Post offices could be wiped out within three years if social welfare payments by-pass them, it was claimed today.
The Irish Postmasters Union has called on the Government to ensure post offices are able to keep making the welfare payments, which make up 60 percent of the network's business.
The union's president, Paddy O'Shea, today told the IPU annual conference in Castlebar, Co Mayo, that without welfare payments the entire post office network was under threat.
He told delegates that the electronic funds transfer (EFT) facility where the payment is sent directly from the Department of Social and Family Affairs to banks was inevitable.
The union last week called on the Communications Minister Noel Dempsey to use his influence with An Post to ensure the company provides post offices with an EFT facility.
"Let there be no doubt about it but the whole post office network will be wiped out in the next three years unless this issue is resolved quickly," Mr O'Shea said today.

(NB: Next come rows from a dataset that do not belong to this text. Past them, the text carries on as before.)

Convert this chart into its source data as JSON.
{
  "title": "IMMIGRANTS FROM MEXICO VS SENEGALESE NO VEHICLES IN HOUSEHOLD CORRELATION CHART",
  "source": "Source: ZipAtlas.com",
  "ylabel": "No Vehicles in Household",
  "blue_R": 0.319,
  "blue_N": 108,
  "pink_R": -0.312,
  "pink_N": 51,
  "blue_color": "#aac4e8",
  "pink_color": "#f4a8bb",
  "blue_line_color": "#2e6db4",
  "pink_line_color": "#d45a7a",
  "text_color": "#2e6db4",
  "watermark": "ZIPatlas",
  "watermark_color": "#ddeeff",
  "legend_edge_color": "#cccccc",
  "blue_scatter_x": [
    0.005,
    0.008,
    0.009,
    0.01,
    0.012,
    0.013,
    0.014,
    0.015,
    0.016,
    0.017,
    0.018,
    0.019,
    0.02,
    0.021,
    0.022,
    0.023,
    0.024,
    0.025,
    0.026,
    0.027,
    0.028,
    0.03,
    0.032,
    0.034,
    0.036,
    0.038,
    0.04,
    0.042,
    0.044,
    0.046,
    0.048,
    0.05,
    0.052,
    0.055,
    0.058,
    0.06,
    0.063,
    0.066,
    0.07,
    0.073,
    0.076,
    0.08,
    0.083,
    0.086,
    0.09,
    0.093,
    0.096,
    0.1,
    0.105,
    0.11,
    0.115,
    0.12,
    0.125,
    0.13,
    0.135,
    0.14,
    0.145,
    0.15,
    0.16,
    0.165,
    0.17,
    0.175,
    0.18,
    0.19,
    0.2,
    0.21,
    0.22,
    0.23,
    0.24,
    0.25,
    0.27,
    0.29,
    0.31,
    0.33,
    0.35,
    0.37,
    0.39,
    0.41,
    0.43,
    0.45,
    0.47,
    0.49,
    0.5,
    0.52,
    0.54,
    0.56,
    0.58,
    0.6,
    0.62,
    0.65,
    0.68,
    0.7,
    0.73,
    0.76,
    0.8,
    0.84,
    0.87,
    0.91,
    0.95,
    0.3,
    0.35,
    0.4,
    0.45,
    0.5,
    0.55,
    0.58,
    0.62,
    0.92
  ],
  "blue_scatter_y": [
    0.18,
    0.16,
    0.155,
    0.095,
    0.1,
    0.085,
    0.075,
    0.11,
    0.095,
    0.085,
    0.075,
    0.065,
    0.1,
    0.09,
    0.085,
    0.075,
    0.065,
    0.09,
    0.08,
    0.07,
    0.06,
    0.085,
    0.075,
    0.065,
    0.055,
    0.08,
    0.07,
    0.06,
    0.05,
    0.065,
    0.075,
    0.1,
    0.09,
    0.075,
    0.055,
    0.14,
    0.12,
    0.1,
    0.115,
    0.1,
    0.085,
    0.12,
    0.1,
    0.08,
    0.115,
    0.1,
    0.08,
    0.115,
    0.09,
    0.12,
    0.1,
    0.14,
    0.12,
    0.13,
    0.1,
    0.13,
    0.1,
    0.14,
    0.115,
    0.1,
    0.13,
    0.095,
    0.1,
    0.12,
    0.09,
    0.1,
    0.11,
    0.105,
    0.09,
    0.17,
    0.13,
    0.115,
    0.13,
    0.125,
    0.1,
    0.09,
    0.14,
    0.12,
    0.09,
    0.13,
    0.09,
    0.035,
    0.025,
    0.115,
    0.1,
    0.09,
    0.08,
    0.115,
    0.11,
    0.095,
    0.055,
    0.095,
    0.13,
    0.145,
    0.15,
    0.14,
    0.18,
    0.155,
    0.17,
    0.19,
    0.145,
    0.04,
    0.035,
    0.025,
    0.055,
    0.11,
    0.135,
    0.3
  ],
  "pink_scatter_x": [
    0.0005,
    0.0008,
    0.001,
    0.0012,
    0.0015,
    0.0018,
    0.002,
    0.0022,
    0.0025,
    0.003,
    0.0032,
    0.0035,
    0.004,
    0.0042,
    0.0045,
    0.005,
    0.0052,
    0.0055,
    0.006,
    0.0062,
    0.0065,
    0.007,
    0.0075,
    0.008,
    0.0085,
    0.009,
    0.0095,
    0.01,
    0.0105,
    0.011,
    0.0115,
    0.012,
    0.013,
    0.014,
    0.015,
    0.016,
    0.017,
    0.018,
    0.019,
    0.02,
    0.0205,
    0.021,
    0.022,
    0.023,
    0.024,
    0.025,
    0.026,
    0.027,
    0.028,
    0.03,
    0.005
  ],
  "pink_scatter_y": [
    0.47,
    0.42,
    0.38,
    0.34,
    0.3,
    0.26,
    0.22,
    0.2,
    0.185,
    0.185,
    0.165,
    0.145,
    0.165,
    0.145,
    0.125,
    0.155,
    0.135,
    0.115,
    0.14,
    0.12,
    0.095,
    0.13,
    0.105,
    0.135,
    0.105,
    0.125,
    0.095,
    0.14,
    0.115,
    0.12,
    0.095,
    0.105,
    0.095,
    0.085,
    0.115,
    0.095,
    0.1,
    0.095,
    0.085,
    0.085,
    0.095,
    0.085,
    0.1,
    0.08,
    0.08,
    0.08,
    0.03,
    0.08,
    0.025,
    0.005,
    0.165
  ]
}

"The social welfare contract is such a critical part of the total post office business that no amount of new business could fill that vacuum.
"The Government will have to face up to its responsibilities to match their stated concern for the preservation of local communities by ensuring that the local post office not only survives but thrives."
He said he was sceptical of claims by the Department for Social Affairs that they did not oblige recipients to go the banking route and that the initiative lay with the customers.
"However, what matters is that more and more social welfare recipients will go the EFT route and that will be to the detriment of our members," he said.
Mr O'Shea said that the mass resignation of the country's 1,400 postmasters and postmistresses could not be ruled out unless the social welfare payments were retained and there was an opportunity for the postal staff, who earn between 10,000 and 12,000 euro a year from their post office work, to improve their standard of living.